No. Failure to index is not necessarily a signal of poor quality.
Indexing 101
Google doesn’t always immediately apply algorithmic scores to pages it crawls, especially with newer sites. It sometimes gathers data first, then indexes.
Thus it’s not a quality issue as much as timing.
A low-ranking page is a better indicator of poor quality since Google presumably has data for its algorithm.
Certainly Google can remove a page from its index. That’s the other reason to monitor Search Console’s “Crawled – currently not indexed” list. A site with no new pages but a growing number in the “Crawled – currently not indexed” list has a problem.

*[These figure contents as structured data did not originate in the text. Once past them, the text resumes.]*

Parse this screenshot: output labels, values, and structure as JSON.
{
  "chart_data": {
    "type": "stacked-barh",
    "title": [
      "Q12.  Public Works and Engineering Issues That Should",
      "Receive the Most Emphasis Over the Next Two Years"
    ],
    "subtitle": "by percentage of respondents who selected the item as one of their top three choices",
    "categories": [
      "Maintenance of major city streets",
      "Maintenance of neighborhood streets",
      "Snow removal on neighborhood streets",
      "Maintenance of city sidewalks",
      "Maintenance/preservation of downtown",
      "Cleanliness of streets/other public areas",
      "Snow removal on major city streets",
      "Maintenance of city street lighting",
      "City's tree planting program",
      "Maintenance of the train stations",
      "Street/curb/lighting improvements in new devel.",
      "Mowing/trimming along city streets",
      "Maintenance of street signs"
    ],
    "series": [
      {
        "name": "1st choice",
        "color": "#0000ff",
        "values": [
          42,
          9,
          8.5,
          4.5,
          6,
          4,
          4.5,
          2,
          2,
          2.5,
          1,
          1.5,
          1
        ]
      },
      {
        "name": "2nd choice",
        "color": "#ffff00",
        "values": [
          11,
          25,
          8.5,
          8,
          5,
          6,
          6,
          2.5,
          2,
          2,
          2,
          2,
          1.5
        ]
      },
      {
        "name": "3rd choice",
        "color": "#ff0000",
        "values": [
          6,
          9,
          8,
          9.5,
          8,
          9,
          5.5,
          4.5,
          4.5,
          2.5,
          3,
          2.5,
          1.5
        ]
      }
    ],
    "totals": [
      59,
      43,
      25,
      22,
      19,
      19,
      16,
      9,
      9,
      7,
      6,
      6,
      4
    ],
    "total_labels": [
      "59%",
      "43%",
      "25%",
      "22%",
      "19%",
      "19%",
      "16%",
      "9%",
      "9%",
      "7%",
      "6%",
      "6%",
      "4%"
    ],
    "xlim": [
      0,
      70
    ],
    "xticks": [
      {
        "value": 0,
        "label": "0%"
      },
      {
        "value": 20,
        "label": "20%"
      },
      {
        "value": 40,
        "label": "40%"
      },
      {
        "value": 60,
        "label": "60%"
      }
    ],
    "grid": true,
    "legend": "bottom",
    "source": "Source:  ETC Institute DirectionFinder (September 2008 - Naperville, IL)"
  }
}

For example, widespread deindexing occurred shortly after a core update in 2020. Google’s Gary Illyes confirmed that the pages were removed because of “low-quality and spammy content.”
In my experience, failure to index is common for sites with a half-million or more URLs for two reasons.
- Too big. The site has too many pages for Google to index. Google doesn’t have indexation maximums, but it does have crawl limitations. Thus a monster site could have both superior quality and spotty indexing.
- Poor visibility. The site has many pages multiple clicks away from the home page or with few internal backlinks. I’ve seen sites where half the pages have just one or two internal backlinks. This signals to Google that those pages are unimportant.
Yet deindexing needs immediate attention if it’s getting worse or includes 25% or more pages. The former typically results from core or helpful content algorithm updates. The latter is likely owing to poor site structure that buries pages, prompting Google to devalue them.